We horen wel van een zwaard die door de ziel zal gaan. Is dan de blijdschap van de Kerstvreugde verdwenen? Hij is toch de Verlosser die komen zou. Simeon die hier op het tempelplein zojuist het Kindje in de armen heeft gehad. Spreekt van dat hij nu heen kan gaan in vrede. Simeon zegent als een priester van de Heere. Maar zijn zegende handen zijn ook boven het zwaard en smart. Dan is er in die laatste Kerstklank toch nog vreugde. In leed toch nog licht.

Ja, je hebt gelijk. Het is geen blijde boodschap die Simeon aan Jozef en Maria brengt. Hij zal een lijdende Zaligmaker, een lijdende Jezus zijn. Want Maria u zult met Hem mee-lijden. Waarmee u een sterke moeder-kindrelatie hebt, u zult met Hem lijden. Niet van martelaarschap; ‘maar in de rijkste genietingen en voorspoed in deze wereld te weten, dat ons banden en verdrukkingen aanstaande zijn’, tekent Matthew Henry aan.

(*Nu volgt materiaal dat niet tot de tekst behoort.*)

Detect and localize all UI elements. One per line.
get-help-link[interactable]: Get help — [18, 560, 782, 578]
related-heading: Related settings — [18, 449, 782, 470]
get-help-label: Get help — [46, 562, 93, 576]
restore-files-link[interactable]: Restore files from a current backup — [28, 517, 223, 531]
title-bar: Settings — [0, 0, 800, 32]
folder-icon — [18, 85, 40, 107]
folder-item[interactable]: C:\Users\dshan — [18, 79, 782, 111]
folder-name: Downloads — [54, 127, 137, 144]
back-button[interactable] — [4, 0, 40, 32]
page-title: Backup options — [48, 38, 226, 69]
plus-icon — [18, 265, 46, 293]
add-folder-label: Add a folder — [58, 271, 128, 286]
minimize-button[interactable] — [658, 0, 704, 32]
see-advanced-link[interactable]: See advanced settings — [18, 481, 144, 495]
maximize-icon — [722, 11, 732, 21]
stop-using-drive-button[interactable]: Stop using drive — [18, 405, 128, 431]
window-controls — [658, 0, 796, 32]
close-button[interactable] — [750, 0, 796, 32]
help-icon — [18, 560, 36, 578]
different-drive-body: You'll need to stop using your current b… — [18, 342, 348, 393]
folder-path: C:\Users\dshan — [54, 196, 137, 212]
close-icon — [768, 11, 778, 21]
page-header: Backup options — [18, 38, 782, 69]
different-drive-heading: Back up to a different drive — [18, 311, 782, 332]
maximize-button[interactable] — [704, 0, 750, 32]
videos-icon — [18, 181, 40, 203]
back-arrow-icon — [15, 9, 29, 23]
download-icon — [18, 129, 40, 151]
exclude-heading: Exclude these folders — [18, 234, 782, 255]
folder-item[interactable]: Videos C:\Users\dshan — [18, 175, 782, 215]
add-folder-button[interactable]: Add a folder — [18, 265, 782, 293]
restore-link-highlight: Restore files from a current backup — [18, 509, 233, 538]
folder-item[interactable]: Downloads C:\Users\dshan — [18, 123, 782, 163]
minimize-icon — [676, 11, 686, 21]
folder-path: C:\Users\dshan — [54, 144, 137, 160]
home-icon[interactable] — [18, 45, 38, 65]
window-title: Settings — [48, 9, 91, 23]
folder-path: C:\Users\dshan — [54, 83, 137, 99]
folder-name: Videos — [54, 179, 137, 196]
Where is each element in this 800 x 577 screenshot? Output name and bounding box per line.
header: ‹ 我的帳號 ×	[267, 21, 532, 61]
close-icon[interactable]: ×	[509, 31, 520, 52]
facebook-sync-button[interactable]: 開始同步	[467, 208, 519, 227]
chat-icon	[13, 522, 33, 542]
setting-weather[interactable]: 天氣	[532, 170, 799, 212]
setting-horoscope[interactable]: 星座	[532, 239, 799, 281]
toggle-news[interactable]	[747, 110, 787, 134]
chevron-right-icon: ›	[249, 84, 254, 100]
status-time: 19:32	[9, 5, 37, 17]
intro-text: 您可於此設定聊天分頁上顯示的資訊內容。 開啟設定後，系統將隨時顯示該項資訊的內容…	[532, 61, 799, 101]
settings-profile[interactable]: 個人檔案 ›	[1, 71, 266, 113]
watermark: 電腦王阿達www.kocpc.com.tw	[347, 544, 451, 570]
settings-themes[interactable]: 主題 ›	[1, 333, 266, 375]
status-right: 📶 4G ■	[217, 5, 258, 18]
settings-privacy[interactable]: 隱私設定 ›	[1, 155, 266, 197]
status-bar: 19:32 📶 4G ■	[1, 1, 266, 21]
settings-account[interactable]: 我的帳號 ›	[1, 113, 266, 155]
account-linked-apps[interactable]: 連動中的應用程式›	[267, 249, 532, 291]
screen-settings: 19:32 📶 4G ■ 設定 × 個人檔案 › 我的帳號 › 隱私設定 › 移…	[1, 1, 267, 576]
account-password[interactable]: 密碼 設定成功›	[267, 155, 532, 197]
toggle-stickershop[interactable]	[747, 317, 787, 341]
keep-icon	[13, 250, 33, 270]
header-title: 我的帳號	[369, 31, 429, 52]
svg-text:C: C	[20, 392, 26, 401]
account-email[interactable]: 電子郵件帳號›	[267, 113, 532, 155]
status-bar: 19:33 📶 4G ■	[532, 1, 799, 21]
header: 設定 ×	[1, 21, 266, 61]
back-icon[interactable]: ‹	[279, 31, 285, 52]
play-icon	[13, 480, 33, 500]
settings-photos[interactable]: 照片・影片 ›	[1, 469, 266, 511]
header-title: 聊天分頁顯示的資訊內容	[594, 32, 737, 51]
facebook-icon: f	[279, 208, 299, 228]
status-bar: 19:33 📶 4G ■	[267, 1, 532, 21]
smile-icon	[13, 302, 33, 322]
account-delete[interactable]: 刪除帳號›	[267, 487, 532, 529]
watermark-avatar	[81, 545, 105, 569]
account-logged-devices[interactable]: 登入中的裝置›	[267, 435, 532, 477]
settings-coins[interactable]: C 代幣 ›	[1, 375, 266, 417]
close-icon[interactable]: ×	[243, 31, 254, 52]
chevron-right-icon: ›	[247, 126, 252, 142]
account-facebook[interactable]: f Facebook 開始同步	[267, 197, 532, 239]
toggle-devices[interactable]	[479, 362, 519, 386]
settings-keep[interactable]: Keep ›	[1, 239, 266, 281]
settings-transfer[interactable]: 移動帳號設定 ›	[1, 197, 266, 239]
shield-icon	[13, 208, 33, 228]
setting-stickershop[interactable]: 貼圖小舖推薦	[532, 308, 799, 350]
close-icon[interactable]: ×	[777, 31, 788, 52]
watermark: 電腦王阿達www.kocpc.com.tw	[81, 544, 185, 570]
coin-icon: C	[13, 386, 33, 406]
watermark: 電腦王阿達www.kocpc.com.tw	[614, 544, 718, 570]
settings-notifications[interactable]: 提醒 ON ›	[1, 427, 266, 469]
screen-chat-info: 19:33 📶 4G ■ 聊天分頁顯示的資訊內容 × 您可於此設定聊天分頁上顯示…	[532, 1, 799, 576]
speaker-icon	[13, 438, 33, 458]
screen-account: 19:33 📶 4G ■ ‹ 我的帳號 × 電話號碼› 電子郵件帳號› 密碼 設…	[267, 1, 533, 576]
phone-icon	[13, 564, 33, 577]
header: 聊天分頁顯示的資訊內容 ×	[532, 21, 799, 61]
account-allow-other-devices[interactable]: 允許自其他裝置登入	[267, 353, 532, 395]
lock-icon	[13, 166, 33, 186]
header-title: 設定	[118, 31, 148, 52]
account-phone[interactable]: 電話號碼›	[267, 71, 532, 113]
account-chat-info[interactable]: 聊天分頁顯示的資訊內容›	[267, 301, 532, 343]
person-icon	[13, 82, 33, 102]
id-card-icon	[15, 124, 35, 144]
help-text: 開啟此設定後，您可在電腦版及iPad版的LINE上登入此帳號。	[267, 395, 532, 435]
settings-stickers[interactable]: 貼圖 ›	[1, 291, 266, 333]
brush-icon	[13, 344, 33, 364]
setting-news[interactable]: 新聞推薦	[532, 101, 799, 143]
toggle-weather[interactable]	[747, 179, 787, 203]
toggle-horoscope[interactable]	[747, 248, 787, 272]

Spreker, het is toch niet bepaald aardig van Simeon om zo wijze de ouders geluk te wensen met de geboorte van hun Kind. Moeten we het camoufleren? Zoals Adam en Eva probeerden. Daar hebben wij mensen nog wel een handje van, onder het vloerkleed. Maar zo werkt de Heere niet.

Maar spreker, de engelen zongen van vrede op aarde? Ja, dat is waar. Maar die vrede daalt pas op aarde, als dit Kind dat nu in de armen van moeder ligt, als Hij aan het kruis op Golgotha heeft uitgeroepen het is volbracht. Dit Kind dat gekomen is om de wet te vervullen. Om de straf weggedragen heeft op het kruishout van Golgotha. Toen Hij heeft uitgeroepen het is volbracht, scheurde het kleed van boven naar beneden tussen het heilige en heilige der heiligen in de tempel.

Toen is die vrede gekomen. Dat welbehagen Gods is door dat Kind volbracht. Van al die onwelbehaaglijke mensen die u, jij en ik van nature zijn. Toen is er vrede op aarde gekomen. Dat God de Vader heeft gegeven aan dit Kind. Vader, Ik wil dat waar Ik ben ook zij zijn die U Mij gegeven hebt. Het zwaard is scherp voor Maria als de Joden de Heere Jezus radicaal verwerpen en Hem aan het kruis nagelen.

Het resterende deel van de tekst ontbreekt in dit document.